Scientists have
discovered a beach ball-sized meteorite a half-mile below a giant crater in
South Africa.
The
145-million-year-old meteorite, found in the Morokweng
crater, has a chemical composition unlike any known meteorite.
It is also an
unusual find because it was largely unaltered by the extreme heat from the
impact.
The study is
detailed in the May 11 issue of the journal Nature.
Oddball meteorite
Scientists have
collected thousands of various meteorites over the years and tell them all
apart by their various structural, chemical, and mineralogical compositions.
The specific concentrations of platinum group elements in the newfound 10-inch
(25 centimeter) meteorite place it in the "LL-ordinary chondrite"
group of meteorites.
But other
characteristics set it apart from the group, such as having silicate and
sulfide minerals rich in iron, but no metallic iron-nickel phase.
"So it is 'another
kind' of LL-ordinary chondrite that we do not have in
our collections," said study co-author Alexander Shukolyukov
of the Scripps Institution of Oceanography and the University of California,
San Diego.
A potential
implication of this odd meteorite, he said, is that the bombardment of
meteorites 145 million years ago was different than those crashing into Earth
more recently.
The researchers
can't say for sure why this fragment is preserved. Current models indicate that
no unaltered fragments can survive large impacts, which, Shukolyukov
suggests, implies the models are incomplete.
Just a remnant
It is also clear
that it was much, much larger than 10 inches in diameter when it smacked the
surface.
An
820-foot-diameter (250 meters) meteorite would slam into the planet and release
energy on the order of about 1,000 megatons--about 66,000 times the strength of
the 15-kiloton bomb dropped on Hiroshima.
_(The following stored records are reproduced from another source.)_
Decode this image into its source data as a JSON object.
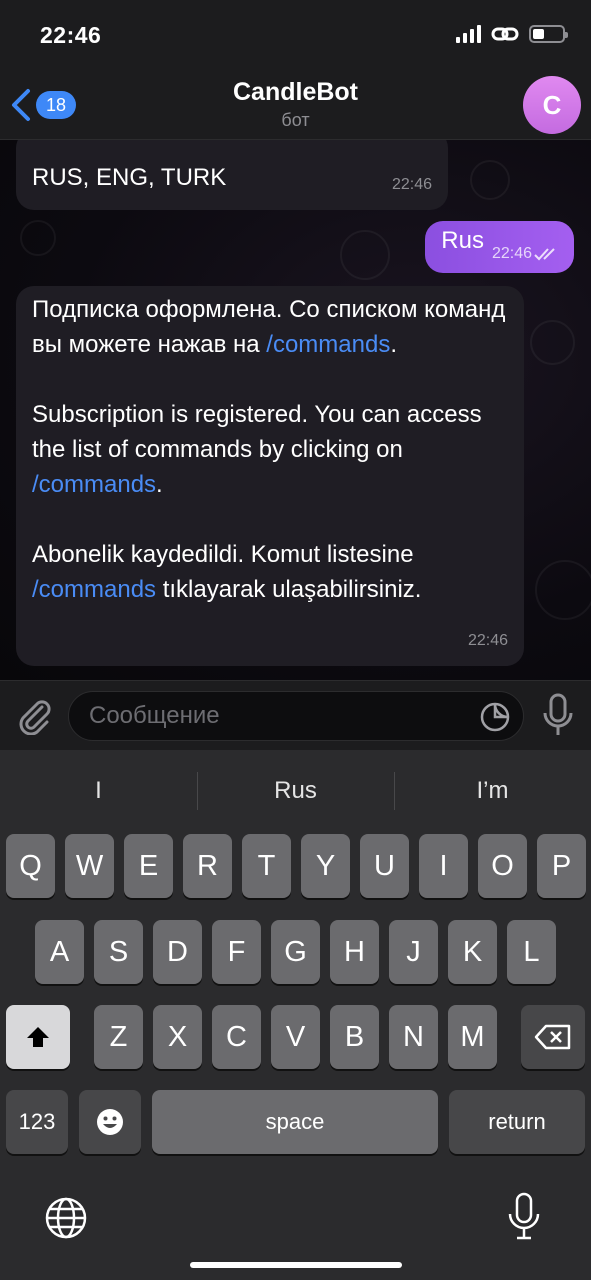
{
  "status": {
    "time": "22:46"
  },
  "header": {
    "back_count": "18",
    "title": "CandleBot",
    "subtitle": "бот",
    "avatar_letter": "C"
  },
  "messages": {
    "top": {
      "text": "RUS, ENG, TURK",
      "time": "22:46"
    },
    "outgoing": {
      "text": "Rus",
      "time": "22:46"
    },
    "main": {
      "ru_text": "Подписка оформлена. Со списком команд вы можете нажав на ",
      "ru_link": "/commands",
      "ru_end": ".",
      "en_text": "Subscription is registered. You can access the list of commands by clicking on ",
      "en_link": "/commands",
      "en_end": ".",
      "tr_text": "Abonelik kaydedildi. Komut listesine ",
      "tr_link": "/commands",
      "tr_end": " tıklayarak ulaşabilirsiniz.",
      "time": "22:46"
    }
  },
  "input": {
    "placeholder": "Сообщение"
  },
  "keyboard": {
    "suggestions": [
      "I",
      "Rus",
      "I’m"
    ],
    "row1": [
      "Q",
      "W",
      "E",
      "R",
      "T",
      "Y",
      "U",
      "I",
      "O",
      "P"
    ],
    "row2": [
      "A",
      "S",
      "D",
      "F",
      "G",
      "H",
      "J",
      "K",
      "L"
    ],
    "row3": [
      "Z",
      "X",
      "C",
      "V",
      "B",
      "N",
      "M"
    ],
    "numbers_label": "123",
    "space_label": "space",
    "return_label": "return"
  },
  "colors": {
    "accent": "#3e88f7",
    "outgoing_bubble": "#9b57ea",
    "link": "#4a8cf5"
  }
}
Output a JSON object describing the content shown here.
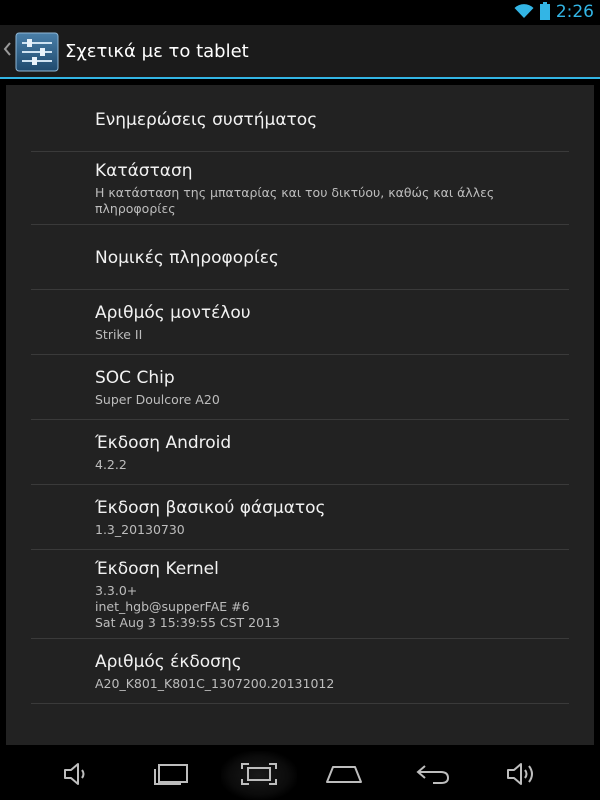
{
  "status_bar": {
    "time": "2:26",
    "icons": [
      "wifi-icon",
      "battery-icon"
    ]
  },
  "action_bar": {
    "title": "Σχετικά με το tablet",
    "icon": "settings-sliders-icon",
    "up_icon": "up-caret-icon"
  },
  "items": [
    {
      "title": "Ενημερώσεις συστήματος",
      "subtitle": ""
    },
    {
      "title": "Κατάσταση",
      "subtitle": "Η κατάσταση της μπαταρίας και του δικτύου, καθώς και άλλες\nπληροφορίες"
    },
    {
      "title": "Νομικές πληροφορίες",
      "subtitle": ""
    },
    {
      "title": "Αριθμός μοντέλου",
      "subtitle": "Strike II"
    },
    {
      "title": "SOC Chip",
      "subtitle": "Super Doulcore A20"
    },
    {
      "title": "Έκδοση Android",
      "subtitle": "4.2.2"
    },
    {
      "title": "Έκδοση βασικού φάσματος",
      "subtitle": "1.3_20130730"
    },
    {
      "title": "Έκδοση Kernel",
      "subtitle": "3.3.0+\ninet_hgb@supperFAE #6\nSat Aug 3 15:39:55 CST 2013"
    },
    {
      "title": "Αριθμός έκδοσης",
      "subtitle": "A20_K801_K801C_1307200.20131012"
    }
  ],
  "nav_bar": {
    "buttons": [
      "volume-down-icon",
      "back-icon",
      "recent-apps-icon",
      "screenshot-icon",
      "home-icon",
      "volume-up-icon"
    ]
  },
  "colors": {
    "accent": "#33b5e5",
    "background": "#000000",
    "card": "#222222",
    "divider": "#3a3a3a"
  }
}
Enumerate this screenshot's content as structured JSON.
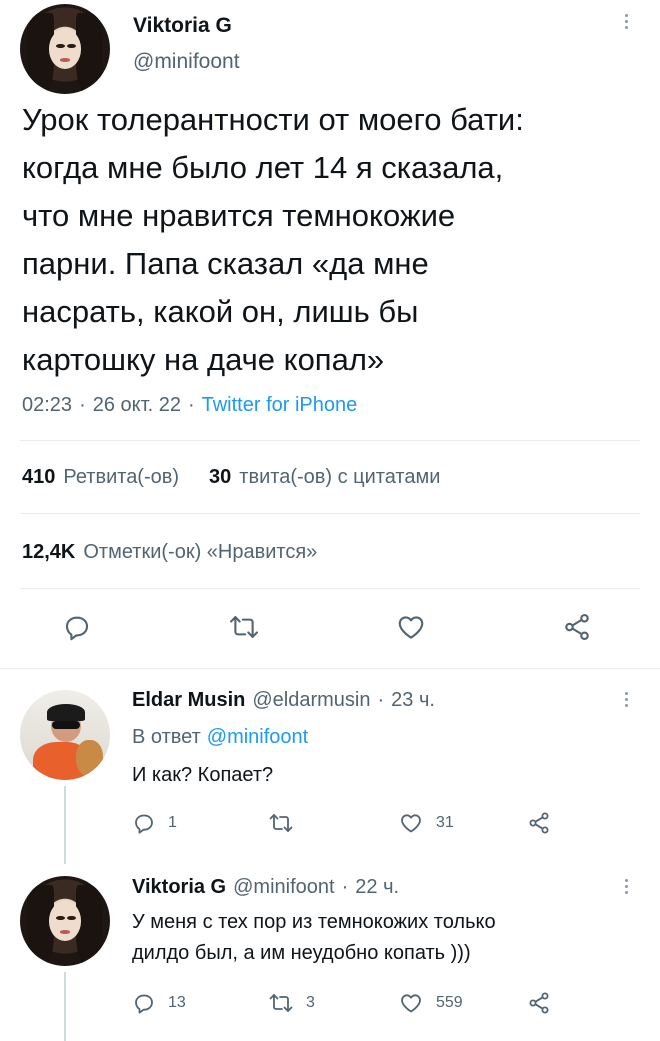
{
  "tweet": {
    "author_name": "Viktoria G",
    "author_handle": "@minifoont",
    "text": "Урок толерантности от моего бати:\nкогда мне было лет 14 я сказала,\nчто мне нравится темнокожие\nпарни. Папа сказал «да мне\nнасрать, какой он, лишь бы\nкартошку на даче копал»",
    "time": "02:23",
    "date": "26 окт. 22",
    "separator": "·",
    "source": "Twitter for iPhone"
  },
  "stats": {
    "retweets_count": "410",
    "retweets_label": "Ретвита(-ов)",
    "quotes_count": "30",
    "quotes_label": "твита(-ов) с цитатами",
    "likes_count": "12,4K",
    "likes_label": "Отметки(-ок) «Нравится»"
  },
  "replies": [
    {
      "author_name": "Eldar Musin",
      "author_handle": "@eldarmusin",
      "time": "23 ч.",
      "reply_to_prefix": "В ответ",
      "reply_to_handle": "@minifoont",
      "text": "И как? Копает?",
      "reply_count": "1",
      "retweet_count": "",
      "like_count": "31"
    },
    {
      "author_name": "Viktoria G",
      "author_handle": "@minifoont",
      "time": "22 ч.",
      "text": "У меня с тех пор из темнокожих только\nдилдо был, а им неудобно копать )))",
      "reply_count": "13",
      "retweet_count": "3",
      "like_count": "559"
    }
  ],
  "icons": {
    "reply": "reply-icon",
    "retweet": "retweet-icon",
    "like": "heart-icon",
    "share": "share-icon",
    "more": "more-dots-icon"
  },
  "colors": {
    "link": "#1d9bf0",
    "muted": "#536471",
    "divider": "#e8ecef"
  }
}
The impact would create a crater 3
miles (5 kilometers) across, Shukolyukov told SPACE.com.
In contrast, the Morokweng crater is a whopping 43 miles across (70
kilometers), so the meteorite that created it must have been substantially
bigger than 820 feet.
The raw energy
produced by the impact also generates a lot of heat--3,100 to 24,700 degrees
Fahrenheit (1700 to 13,700 Celsius)--so it's surprising that anything remains of
the rock at all, and even more so that it is unaltered. Generally the heat
completely melts or vaporizes meteorites, and if anything is left, it doesn't
resemble its original state.
"It may be that
this fragment was just a separate small meteorite that accompanied a 'big
guy," Shukolyukov said.
However, according
to the models, a trailing object would have completely melted.